Roma

Crítica de Denise Pieniazek - Metacultura

Un abrazo femenino interclasial

Roma (2018), mediante su estreno casi en simultáneo en el soporte streaming de Netflix y en la cartelera argentina, presenta sin dudas un nuevo fenómeno para pensar el circuito de exhibición, circulación y consumo de películas.

La obra fue escrita y dirigida por el talentoso Alfonso Cuarón, quien posee dos films que marcaron especialmente la infancia de quien escribe, La Princesita (A Little Princess, 1995) y Grandes Esperanzas (Great Expectations, 1998), lo cual es pertinente mencionar porque la película en cuestión está muy vinculada a la infancia del director, nacido en los 60 en México, y porque el relato se ambienta en el mismo país en los 70, una época y un contexto político y social que el director ha vivenciado por sí mismo. Quizás por ello se deba la importancia que tiene el cine en la película, enmarcado en el tiempo de ocio de los protagonistas. Incluso se observa un fragmento de una epopeya espacial semejante a Gravedad (Gravity, 2013), la propuesta anterior del realizador, lo que se vincula a sus deseos infantiles de ser astronauta.

El título del film refiere al barrio mexicano Roma, el cual históricamente fue asentamiento de la clase alta de la ciudad y antaño contaba con una estética de casas grandilocuentes, algunas de ellas fueron demolidas al perder poder la colonia. Esto no es casual ya que Roma representa el retrato de un modelo canónico de familia que igualmente se derrumba, lo cual se condice también con el protagonismo de un temblor durante una de las escenas más significativas del largometraje.

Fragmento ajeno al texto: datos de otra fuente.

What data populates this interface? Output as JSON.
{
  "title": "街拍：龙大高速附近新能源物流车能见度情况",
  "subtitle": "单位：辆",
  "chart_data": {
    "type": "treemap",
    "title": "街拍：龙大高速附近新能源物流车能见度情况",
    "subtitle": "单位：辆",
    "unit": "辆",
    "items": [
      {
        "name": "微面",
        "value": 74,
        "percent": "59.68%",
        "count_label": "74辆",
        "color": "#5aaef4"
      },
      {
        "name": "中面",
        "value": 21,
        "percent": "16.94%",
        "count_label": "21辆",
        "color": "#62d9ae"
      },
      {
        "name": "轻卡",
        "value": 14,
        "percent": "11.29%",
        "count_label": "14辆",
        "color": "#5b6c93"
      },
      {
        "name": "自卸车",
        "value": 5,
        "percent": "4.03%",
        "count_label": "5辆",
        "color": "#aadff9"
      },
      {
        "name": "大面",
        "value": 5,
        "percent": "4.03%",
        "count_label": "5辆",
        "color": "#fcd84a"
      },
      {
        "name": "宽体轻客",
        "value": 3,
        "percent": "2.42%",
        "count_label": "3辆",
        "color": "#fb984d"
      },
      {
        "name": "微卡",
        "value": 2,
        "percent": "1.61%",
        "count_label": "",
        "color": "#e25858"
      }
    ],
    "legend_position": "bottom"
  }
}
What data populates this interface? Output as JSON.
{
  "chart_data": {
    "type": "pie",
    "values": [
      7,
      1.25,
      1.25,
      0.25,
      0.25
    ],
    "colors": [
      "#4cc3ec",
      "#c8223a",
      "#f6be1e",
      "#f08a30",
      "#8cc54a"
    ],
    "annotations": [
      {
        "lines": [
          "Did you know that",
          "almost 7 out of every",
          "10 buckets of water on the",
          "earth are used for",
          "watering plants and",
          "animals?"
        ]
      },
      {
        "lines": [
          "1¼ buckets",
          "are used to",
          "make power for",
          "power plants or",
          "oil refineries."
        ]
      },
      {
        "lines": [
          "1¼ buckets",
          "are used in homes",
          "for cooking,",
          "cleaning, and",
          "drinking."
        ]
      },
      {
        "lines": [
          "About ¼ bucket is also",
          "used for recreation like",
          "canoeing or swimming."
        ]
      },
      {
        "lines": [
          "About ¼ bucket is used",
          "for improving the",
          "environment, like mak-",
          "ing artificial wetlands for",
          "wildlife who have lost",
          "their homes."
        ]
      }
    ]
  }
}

Roma retrata la historia de una familia de clase media acaudalada, compuesta por cuatro niños, sus padres y su abuela, al mismo tiempo que relata la vida de una de sus empleadas domésticas, Cleo (Yalitza Aparicio), perteneciente a otra clase social y a otra cultura. Mientras la decisión estética del tratamiento del color en blanco y negro refuerza en el relato el concepto de registro de época/ documento, esta Cleo constituye el opuesto exacto -físicamente y clasialmente- de su homónima de Cleo de 5 a 7 (Cléo de 5 à 7, 1962). Si bien al comienzo del film parece que el vínculo entre las empleadas y su jefa es distante y déspota, luego veremos que no es así y que Cleo es un integrante más de la familia.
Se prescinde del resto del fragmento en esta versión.